Essas doenças ocorrem com maior frequência em crianças pequenas e pacientes com certas doenças ou condições que as tornam mais suscetíveis a esse tipo de infecção.

A vacinação contra a doença meningocócica é recomendada para:

– Pacientes com propensão à infecção meningocócica, devido a certas doenças e condições.

– Pessoas que trabalham, moram ou visitam lugares com maior índice da doença.

É recomendado que se converse com o médico para saber se a vacinação é indicada para você e sua família.

Quando a infecção atinge as meninges, é chamada de meningite meningocócica, e nas correntes sanguíneas é chamada de meningococcemia.

O inchaço causado pela meningite geralmente desencadeia sintomas como dor de cabeça, febre e pescoço rígido.

Existem aproximadamente 2.600 casos de meningite bacteriana por ano nos Estados Unidos e, em média, 333.000 casos em países em desenvolvimento.

A taxa de mortalidade por caso varia entre 10 e 20 por cento.
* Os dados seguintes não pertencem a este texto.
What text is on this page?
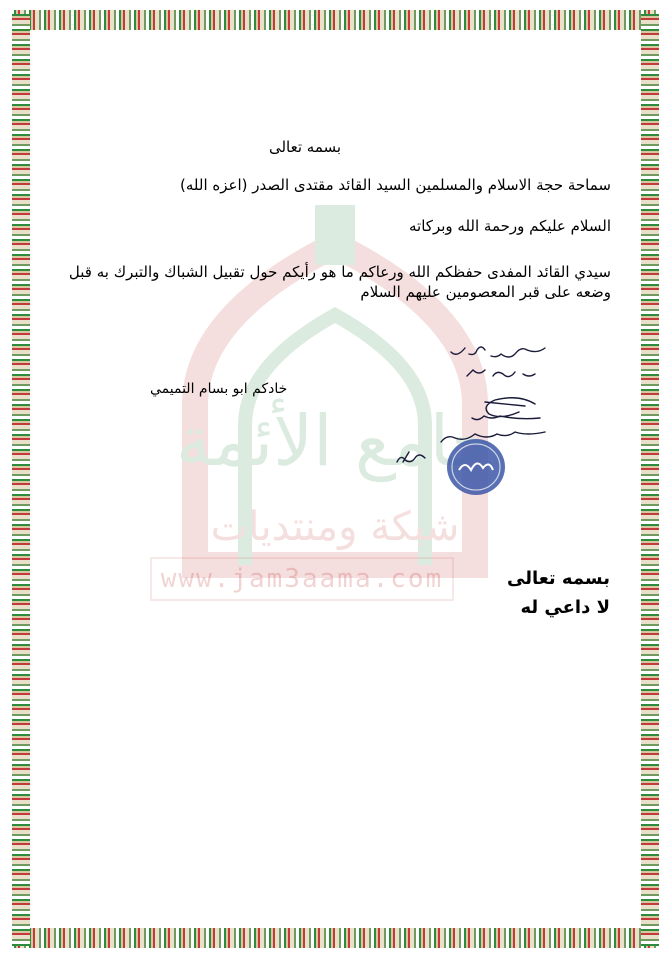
جامع الأئمة
شبكة ومنتديات
www.jam3aama.com
بسمه تعالى
سماحة حجة الاسلام والمسلمين السيد القائد مقتدى الصدر (اعزه الله)
السلام عليكم ورحمة الله وبركاته
سيدي القائد المفدى حفظكم الله ورعاكم ما هو رأيكم حول تقبيل الشباك والتبرك به قبل وضعه على قبر المعصومين عليهم السلام
خادكم ابو بسام التميمي
بسمه تعالى
لا داعي له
A incidência de doença meningocócica endêmica nos últimos 13 anos varia de 1 à 5 por 100.000 em países desenvolvidos e de 10 à 25 por 100.000 em países em desenvolvimento.

Durante as epidemias, a incidência da doença meningocócica aproxima-se de 100 por 100.000.

As vacinas meningocócicas reduziram consideravelmente a incidência da doença nos países desenvolvidos.

A patogênese da doença não é totalmente compreendida. O patógeno coloniza um grande número da população em geral de forma inofensiva, mas em uma porcentagem muito pequena de indivíduos, pode invadir a corrente sangüínea.

Embora que a doença meningocócica não seja tão contagiosa quanto o resfriado comum (que se transmite através do contato casual), ela pode ser transmitida através da saliva e ocasionalmente através do contato próximo e prolongado com uma pessoa infectada.

Sintomas:

A bactéria meningocócica pode se desenvolver em doença meningocócica invasiva, causando uma série de sintomas.  Se você (ou seus filhos) apresentar algum destes sintomas abaixo, procure atendimento médico o mais rápido possível.

Sintomas em bebês e crianças pequenas:

– Febre.

– Perda de apetite.

– Irritabilidade.

– Cansaço extremo.

– Náusea e vômitos.

– Diarreia.

– Afastar-se de luz.

– Sonolência.

– Convulsões.

– Assaduras e machucados avermelhados na pele.

Sintomas em crianças mais velhas e adultos:

– Febre.

– Dor de cabeça.

– Perda de apetite.

– Endurecimento do pescoço.

– Desconforto ao olhar para luzes fortes.

– Náusea e vômito,

– Diarreia.

– Músculos doloridos.

– Dificuldade para acordar.

– Fala debilitada.

– Confusão.

– Assaduras e machucados avermelhados na pele.

Complicações:

Pessoas com doença meningocócica podem desenvolver outras condições, incluindo:

– Meningite.

– Septicemia.

– Pneumonia.

– Artrite.

– Dano cerebral permanente.

– Morte (cerca de 10% dos infectados morrem).

Complicações como meningite e septicemia são emergências médicas. Se você acha que uma pessoa tem sintomas que sugerem meningite ou septicemia como descrito acima, entre em contato com seu médico imediatamente.

Cerca de um quarto das pessoas que se recuperam da doença meningocócica, experimentam alguns efeitos posteriores da infecção.  A maioria desses problemas  melhora com o tempo.

Alguns dos efeitos secundários mais comuns incluem:

– Dores de cabeça.

– Cicatrizes na pele.

– Deformidade dos membros.

– Surdez em um ou ambos ouvidos.

– Zumbido no ouvido.

– Visão dupla ou embaçada.

– Dores e endurecimento dos ligamentos.

– Dificuldade de aprendizado.

Jovens adultos e crianças não devem ficar sozinhos, se de repente desenvolvem febre, pois podem ficar gravemente doentes muito rapidamente.

O diagnóstico precoce da doença meningocócica invasiva é extremamente importante.

Se houver suspeita da doença, serão colhidas amostras de sangue e o líquido em volta da medula espinhal.

Quanto mais cedo for efetuado o tratamento, menor será o dano causado pela doença.

É importante lembrar que esta é uma infecção imprevisível que pode progredir muito rapidamente, apesar do melhor tratamento. Portanto a imunização é recomendada (é recomendado que grávidas conversem antes com o médico).

É melhor prevenir que remediar. Se imunize!

 

FONTE:MAYOCLINIC/CLEVELANDCLINIC/BETTERHEALTH/WIKI/SBIM.